京州府尹劉洺楞在當場,一時反應不過來,「哪件事啊?」
龍星圖淡淡提醒,「夏之淮的舊宅,幾易主人,從大學士、戶部侍郎到翰林、御史,全部暴斃,無一人善終。」
「哦,本官想起來了,龍大人是要這四人生前的官場履歷啊。」劉洺連忙過來,從官袖裡拿出一本文書,「本官查好了,請龍大人過目。

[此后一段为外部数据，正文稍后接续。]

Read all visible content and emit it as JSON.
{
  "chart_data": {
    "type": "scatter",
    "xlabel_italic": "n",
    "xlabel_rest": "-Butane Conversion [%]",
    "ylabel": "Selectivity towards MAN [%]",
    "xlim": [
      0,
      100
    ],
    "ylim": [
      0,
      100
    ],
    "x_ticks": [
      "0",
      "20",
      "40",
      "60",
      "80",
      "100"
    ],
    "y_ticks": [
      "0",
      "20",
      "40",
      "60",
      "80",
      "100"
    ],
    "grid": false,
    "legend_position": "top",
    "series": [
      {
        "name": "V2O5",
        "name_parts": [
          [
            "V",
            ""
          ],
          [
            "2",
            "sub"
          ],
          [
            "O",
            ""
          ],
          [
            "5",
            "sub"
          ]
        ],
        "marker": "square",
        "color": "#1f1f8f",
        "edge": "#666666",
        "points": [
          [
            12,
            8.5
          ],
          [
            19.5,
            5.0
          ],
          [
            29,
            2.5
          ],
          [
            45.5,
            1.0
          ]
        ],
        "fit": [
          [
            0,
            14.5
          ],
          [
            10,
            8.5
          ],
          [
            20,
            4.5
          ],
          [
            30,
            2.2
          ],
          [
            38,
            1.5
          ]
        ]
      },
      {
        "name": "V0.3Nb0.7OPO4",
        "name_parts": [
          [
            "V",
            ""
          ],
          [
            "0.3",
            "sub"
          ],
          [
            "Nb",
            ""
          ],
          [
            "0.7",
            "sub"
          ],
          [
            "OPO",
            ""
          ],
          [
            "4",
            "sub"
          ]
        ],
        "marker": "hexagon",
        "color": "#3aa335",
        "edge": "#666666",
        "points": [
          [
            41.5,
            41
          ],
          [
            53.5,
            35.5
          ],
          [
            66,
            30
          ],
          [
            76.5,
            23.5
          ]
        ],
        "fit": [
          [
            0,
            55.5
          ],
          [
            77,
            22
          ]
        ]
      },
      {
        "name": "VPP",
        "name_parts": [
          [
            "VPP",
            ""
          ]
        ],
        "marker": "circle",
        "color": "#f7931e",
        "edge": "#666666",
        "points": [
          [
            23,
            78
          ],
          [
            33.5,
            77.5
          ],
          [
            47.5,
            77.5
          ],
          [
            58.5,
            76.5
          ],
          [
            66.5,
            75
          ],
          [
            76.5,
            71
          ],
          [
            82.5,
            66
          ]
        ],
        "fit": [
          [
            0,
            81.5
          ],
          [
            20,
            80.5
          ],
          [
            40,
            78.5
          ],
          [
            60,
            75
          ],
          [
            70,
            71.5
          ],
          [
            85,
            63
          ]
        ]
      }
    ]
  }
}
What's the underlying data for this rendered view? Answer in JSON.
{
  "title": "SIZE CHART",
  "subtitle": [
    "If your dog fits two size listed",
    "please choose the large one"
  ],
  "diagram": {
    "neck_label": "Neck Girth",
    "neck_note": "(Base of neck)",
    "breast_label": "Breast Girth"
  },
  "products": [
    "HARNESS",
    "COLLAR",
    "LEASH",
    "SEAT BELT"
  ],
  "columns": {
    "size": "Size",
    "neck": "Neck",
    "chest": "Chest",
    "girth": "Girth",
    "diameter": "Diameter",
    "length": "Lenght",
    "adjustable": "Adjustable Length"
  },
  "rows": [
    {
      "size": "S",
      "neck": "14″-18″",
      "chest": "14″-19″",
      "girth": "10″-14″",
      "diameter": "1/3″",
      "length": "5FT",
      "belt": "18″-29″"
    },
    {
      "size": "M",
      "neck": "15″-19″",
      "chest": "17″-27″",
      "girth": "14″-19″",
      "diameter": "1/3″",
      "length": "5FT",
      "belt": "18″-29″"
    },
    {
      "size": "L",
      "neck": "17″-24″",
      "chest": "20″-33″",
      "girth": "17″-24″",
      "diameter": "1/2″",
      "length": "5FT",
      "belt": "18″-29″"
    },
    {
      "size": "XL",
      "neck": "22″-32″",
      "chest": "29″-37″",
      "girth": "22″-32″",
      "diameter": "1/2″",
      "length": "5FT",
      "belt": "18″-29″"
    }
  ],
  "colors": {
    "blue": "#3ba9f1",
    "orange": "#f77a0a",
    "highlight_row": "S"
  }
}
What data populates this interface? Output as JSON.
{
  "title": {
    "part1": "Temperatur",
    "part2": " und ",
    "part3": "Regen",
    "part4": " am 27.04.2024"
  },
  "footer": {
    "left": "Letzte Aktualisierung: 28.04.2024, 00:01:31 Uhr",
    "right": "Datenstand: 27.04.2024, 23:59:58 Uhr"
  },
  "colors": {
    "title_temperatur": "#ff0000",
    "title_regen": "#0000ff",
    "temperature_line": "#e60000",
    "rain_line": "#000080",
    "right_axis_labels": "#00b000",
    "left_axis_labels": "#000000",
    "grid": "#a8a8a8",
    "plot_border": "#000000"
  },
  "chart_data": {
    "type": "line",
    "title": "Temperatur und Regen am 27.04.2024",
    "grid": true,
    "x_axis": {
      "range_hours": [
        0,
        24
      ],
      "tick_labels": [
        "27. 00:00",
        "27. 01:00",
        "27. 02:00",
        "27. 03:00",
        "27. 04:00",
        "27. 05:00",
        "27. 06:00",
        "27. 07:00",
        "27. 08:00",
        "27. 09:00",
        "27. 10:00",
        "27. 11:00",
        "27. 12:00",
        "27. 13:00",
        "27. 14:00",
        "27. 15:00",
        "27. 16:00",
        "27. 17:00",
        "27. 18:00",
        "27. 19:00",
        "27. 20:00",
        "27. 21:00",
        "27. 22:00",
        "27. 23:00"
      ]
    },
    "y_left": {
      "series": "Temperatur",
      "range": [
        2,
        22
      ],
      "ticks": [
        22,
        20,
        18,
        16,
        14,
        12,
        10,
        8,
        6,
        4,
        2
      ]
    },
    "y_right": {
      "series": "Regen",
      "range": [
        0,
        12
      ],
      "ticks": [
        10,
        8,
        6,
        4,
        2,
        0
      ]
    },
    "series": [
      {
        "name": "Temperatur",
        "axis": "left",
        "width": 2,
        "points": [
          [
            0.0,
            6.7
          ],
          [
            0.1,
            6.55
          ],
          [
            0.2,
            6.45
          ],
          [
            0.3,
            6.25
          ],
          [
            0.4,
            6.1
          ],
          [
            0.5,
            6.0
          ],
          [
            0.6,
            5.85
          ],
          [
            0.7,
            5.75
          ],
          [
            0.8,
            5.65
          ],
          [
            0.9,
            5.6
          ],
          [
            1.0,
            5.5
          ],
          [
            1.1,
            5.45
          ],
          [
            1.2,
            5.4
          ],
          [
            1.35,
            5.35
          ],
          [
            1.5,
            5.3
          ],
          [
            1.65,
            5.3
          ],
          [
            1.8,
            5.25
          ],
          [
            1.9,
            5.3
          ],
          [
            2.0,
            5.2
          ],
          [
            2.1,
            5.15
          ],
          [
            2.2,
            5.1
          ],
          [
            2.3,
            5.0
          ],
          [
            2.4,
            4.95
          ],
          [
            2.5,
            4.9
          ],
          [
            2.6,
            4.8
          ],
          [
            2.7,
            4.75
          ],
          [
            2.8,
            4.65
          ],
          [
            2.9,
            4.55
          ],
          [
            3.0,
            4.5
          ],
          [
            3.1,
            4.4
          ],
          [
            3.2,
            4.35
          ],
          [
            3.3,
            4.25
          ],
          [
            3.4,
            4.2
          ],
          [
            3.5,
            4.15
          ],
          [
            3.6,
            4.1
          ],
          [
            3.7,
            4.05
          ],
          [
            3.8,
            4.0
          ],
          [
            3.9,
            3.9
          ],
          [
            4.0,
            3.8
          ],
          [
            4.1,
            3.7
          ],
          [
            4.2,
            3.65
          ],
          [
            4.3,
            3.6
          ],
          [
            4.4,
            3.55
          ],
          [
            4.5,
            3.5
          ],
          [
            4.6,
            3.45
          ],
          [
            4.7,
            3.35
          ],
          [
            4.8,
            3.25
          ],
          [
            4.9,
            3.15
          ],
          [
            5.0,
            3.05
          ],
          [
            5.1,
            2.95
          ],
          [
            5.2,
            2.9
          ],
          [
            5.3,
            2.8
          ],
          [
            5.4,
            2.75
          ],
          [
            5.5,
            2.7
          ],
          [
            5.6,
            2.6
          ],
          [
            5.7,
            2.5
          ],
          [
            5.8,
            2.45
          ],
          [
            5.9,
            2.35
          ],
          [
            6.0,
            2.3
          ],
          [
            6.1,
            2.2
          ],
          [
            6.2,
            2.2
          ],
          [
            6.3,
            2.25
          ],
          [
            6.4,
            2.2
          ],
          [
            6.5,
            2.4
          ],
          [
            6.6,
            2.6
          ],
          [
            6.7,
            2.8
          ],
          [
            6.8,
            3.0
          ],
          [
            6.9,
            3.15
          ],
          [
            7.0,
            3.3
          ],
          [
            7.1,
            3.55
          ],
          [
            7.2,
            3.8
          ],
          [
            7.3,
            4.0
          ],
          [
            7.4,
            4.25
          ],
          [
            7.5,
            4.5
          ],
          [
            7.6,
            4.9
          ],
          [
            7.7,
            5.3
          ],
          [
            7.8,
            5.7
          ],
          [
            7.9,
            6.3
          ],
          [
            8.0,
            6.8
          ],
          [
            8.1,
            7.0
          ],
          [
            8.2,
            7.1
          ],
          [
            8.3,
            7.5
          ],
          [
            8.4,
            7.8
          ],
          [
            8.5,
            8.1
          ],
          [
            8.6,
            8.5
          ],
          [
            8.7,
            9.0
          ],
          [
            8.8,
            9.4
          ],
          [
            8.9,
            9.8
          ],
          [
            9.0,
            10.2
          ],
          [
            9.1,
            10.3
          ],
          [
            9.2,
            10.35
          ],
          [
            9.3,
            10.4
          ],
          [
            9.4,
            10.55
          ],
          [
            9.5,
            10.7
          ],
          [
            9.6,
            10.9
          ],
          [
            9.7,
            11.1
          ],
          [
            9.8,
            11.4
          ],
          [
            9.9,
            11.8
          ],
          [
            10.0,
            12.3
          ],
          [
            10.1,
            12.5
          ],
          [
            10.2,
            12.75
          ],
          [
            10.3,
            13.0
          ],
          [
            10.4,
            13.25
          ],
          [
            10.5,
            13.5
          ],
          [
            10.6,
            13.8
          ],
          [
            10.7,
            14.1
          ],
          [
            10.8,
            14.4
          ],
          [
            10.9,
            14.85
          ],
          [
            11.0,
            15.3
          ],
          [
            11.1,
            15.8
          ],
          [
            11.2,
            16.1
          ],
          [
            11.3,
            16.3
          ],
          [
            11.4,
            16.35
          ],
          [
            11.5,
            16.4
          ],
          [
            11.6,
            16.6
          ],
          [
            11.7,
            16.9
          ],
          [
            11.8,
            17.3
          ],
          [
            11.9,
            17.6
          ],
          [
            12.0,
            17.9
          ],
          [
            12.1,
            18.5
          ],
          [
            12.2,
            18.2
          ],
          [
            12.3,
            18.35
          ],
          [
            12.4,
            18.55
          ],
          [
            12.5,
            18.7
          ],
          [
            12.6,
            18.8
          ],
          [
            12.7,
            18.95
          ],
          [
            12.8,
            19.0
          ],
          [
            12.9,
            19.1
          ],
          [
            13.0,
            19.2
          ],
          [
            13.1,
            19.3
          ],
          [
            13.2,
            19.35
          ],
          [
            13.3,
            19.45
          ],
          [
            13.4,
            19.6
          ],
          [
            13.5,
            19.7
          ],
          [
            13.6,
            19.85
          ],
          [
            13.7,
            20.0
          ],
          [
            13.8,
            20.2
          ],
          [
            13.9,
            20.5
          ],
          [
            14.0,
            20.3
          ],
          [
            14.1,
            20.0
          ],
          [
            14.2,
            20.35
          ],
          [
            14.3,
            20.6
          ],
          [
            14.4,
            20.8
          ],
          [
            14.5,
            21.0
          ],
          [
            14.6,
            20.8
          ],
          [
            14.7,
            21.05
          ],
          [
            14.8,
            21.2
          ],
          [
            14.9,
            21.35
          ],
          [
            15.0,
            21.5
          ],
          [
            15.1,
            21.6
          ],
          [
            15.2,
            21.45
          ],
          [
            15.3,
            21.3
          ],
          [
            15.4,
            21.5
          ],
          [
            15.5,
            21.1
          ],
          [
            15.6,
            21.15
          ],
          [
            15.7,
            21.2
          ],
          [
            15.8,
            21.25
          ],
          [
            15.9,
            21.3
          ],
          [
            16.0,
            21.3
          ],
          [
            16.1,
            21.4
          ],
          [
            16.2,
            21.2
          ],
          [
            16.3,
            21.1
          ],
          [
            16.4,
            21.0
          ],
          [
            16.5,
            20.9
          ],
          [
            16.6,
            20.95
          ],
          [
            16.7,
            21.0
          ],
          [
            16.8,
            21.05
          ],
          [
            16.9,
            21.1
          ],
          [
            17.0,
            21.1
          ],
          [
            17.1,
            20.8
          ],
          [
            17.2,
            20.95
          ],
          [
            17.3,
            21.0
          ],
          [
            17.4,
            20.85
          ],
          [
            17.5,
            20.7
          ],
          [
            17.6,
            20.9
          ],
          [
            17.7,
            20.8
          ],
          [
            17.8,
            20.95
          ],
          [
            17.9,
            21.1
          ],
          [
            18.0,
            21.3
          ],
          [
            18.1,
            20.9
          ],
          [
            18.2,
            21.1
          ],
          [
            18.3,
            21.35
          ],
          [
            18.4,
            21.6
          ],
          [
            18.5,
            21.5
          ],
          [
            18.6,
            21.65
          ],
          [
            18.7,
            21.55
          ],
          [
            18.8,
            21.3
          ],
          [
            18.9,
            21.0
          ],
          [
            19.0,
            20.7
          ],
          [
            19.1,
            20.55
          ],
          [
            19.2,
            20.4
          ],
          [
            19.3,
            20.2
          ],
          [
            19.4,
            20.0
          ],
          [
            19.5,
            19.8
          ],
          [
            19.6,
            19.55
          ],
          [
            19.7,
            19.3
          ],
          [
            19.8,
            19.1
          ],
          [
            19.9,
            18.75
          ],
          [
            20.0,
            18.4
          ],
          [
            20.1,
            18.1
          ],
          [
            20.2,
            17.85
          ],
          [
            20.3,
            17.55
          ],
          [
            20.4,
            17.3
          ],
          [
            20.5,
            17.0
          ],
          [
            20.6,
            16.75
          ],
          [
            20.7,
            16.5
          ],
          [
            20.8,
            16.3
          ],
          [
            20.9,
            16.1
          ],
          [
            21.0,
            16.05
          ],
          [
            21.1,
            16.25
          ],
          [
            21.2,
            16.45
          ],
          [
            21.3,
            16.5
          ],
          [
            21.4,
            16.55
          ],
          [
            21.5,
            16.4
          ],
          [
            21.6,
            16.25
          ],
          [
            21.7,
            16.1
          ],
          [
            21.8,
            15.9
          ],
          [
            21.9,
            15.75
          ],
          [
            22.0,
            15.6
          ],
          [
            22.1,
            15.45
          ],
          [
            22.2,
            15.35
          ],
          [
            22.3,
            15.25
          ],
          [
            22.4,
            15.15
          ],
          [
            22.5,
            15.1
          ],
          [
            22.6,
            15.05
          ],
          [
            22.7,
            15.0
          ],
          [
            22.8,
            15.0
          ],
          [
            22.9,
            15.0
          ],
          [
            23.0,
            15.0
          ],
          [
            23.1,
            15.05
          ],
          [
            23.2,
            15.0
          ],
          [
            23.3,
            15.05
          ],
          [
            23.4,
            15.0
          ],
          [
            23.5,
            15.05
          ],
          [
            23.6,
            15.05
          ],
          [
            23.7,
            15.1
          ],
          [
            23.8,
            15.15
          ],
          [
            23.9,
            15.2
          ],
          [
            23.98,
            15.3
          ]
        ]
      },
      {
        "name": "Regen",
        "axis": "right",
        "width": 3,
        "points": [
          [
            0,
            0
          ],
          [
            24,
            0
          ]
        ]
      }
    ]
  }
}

」
百官又是一驚,怎麼陳年舊事,越扯越多了呢?
周慍疑惑,不禁出聲問道:「龍大人,已逝多年的四位官員,也與夏之淮案有關嗎?」
「不確定。」龍星圖微微扯唇,神態輕鬆自然的說道,「昨夜在調查秦聞詳的履歷時,順帶查出了秦聞詳的兄長秦聞禮的事情,也就是四位官員其中的侍郎,之後下官又聽聞了其他三位官員皆在夏府舊宅暴斃的奇事,所以便想多探究探究。」
周捷越等越不耐煩,「龍星圖,你東拉西扯拖延時間,當心本宮向皇上參你一本!」
誰知,龍星圖言辭鑿鑿,「殿下恕罪,下官此舉,亦是為了嚴相的福體安康著想啊!想那夏府舊宅雖然改建成了露天園林,但距離嚴相府邸太近了,萬一真是夏府鬼魂作祟,一不小心叨擾了嚴相,那可怎麼好?」
周捷氣到失語,「你……」
嚴荊則是惱羞成怒,「龍星圖,你少在此妖言惑眾,本相行得正,坐得端,豈會怕了那些魑魅魍魎?」
「既是如此,下官多問幾句,便當是替那四位官員盡心了,還請嚴相成全。」龍星圖躬身施禮,姿態放低了幾分。